For many years green cars also were taboo in NASCAR. Why? There are as
many theories as exist about peanuts. For whatever reason, it was not a
happy day when the new pairing of driver Darrell Waltrip and team
owner Junior Johnson revealed that their Mountain Dew sponsorship
would field a car with a green and while paint scheme.
"It looks like a damn Christmas tree!" groused NASCAR veteran Elmo
Langley. Langley later relented, a little, when he drove a green and
white race car, and then the NASCAR pace car before his untimely death
of a heart attack during a NASCAR event in Japan.
I knew that NASCAR’s great stars of several decades ago were
superstitious. But I never realized the depth of their belief in the
occult until talking to my boyhood friend Waddell Wilson this
week. “There were a few of ‘em, including Pearson and Dick Hutcherson,
that would visit fortune-tellers in local towns a night or two before a
race.” said Wilson. "They never shared with me what they were told, and
to tell, the truth , I didn’t want to find out.”

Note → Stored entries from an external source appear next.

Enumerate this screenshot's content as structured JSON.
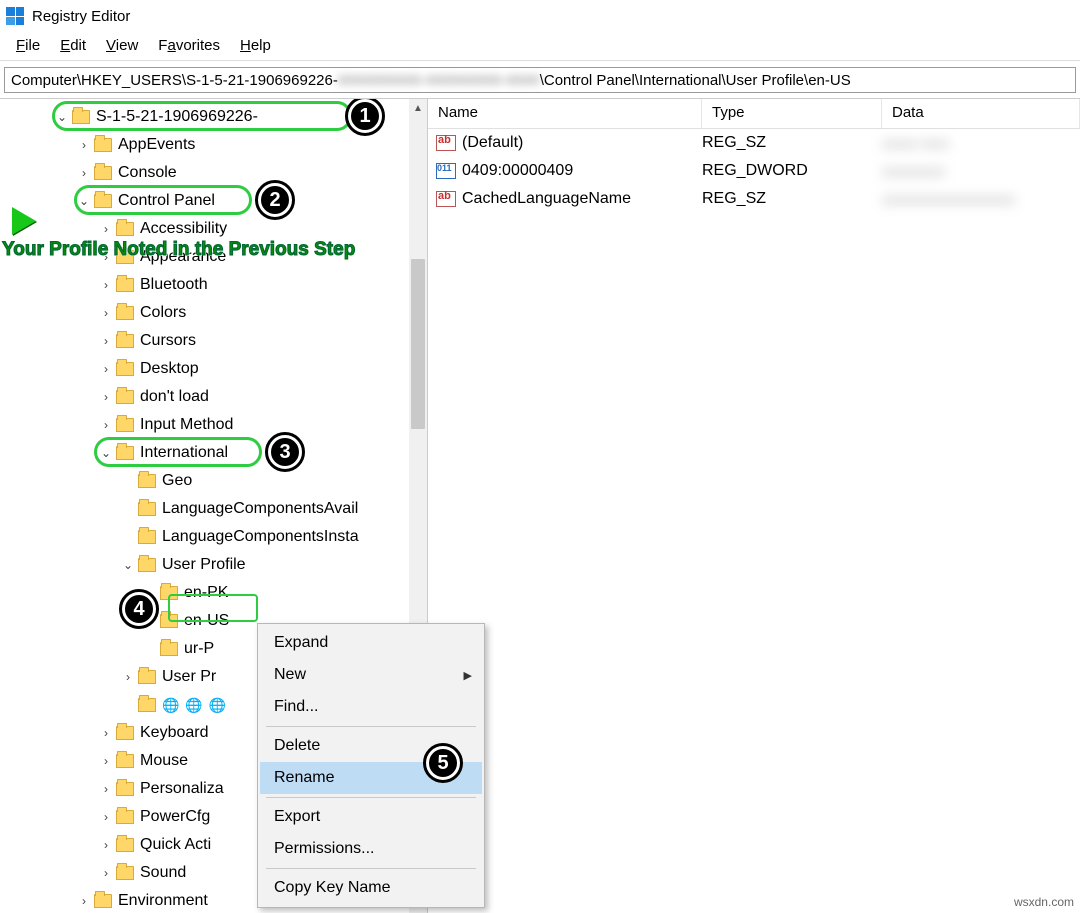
{
  "title": "Registry Editor",
  "menu": {
    "file": "File",
    "edit": "Edit",
    "view": "View",
    "favorites": "Favorites",
    "help": "Help"
  },
  "address": {
    "prefix": "Computer\\HKEY_USERS\\S-1-5-21-1906969226-",
    "suffix": "\\Control Panel\\International\\User Profile\\en-US"
  },
  "annotation": "Your Profile Noted in the Previous Step",
  "tree": {
    "sid": "S-1-5-21-1906969226-",
    "sid_children": [
      "AppEvents",
      "Console"
    ],
    "cpanel": "Control Panel",
    "cpanel_children": [
      "Accessibility",
      "Appearance",
      "Bluetooth",
      "Colors",
      "Cursors",
      "Desktop",
      "don't load",
      "Input Method"
    ],
    "intl": "International",
    "intl_children": [
      "Geo",
      "LanguageComponentsAvail",
      "LanguageComponentsInsta"
    ],
    "userprofile": "User Profile",
    "up_children": [
      "en-PK",
      "en-US",
      "ur-P"
    ],
    "after_up": "User Pr",
    "globes": "🌐 🌐 🌐",
    "tail": [
      "Keyboard",
      "Mouse",
      "Personaliza",
      "PowerCfg",
      "Quick Acti",
      "Sound"
    ],
    "env": "Environment"
  },
  "list": {
    "headers": {
      "name": "Name",
      "type": "Type",
      "data": "Data"
    },
    "rows": [
      {
        "icon": "ab",
        "name": "(Default)",
        "type": "REG_SZ",
        "data": "xxxxx xxxx"
      },
      {
        "icon": "dw",
        "name": "0409:00000409",
        "type": "REG_DWORD",
        "data": "xxxxxxxxx"
      },
      {
        "icon": "ab",
        "name": "CachedLanguageName",
        "type": "REG_SZ",
        "data": "xxxxxxxxxxxxxxxxxxx"
      }
    ]
  },
  "context": {
    "expand": "Expand",
    "new": "New",
    "find": "Find...",
    "delete": "Delete",
    "rename": "Rename",
    "export": "Export",
    "permissions": "Permissions...",
    "copykey": "Copy Key Name"
  },
  "badges": [
    "1",
    "2",
    "3",
    "4",
    "5"
  ],
  "watermark": "wsxdn.com"
}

But to end this column let’s go
back to
Joe Weatherly.
In 1964 the incredibly talented, colorful Virginian was running for his
third straight major NASCAR championship with the great Bud Moore-owned
team of Spartanburg, S.C. On the 86th of 185 laps at the Riverside Road
Course in California, Weatherly hit the wall. He apparently died on
impact.
Superstition? Some friend had owed Weatherly $100. Just prior to the
start of the race, the friend had given Weatherly two $50 bills, which
Joe stuck in the pocket of his driver’s uniform. They were there when he
died.
To this day, most NASCAR drivers refuse to accept $50 bills.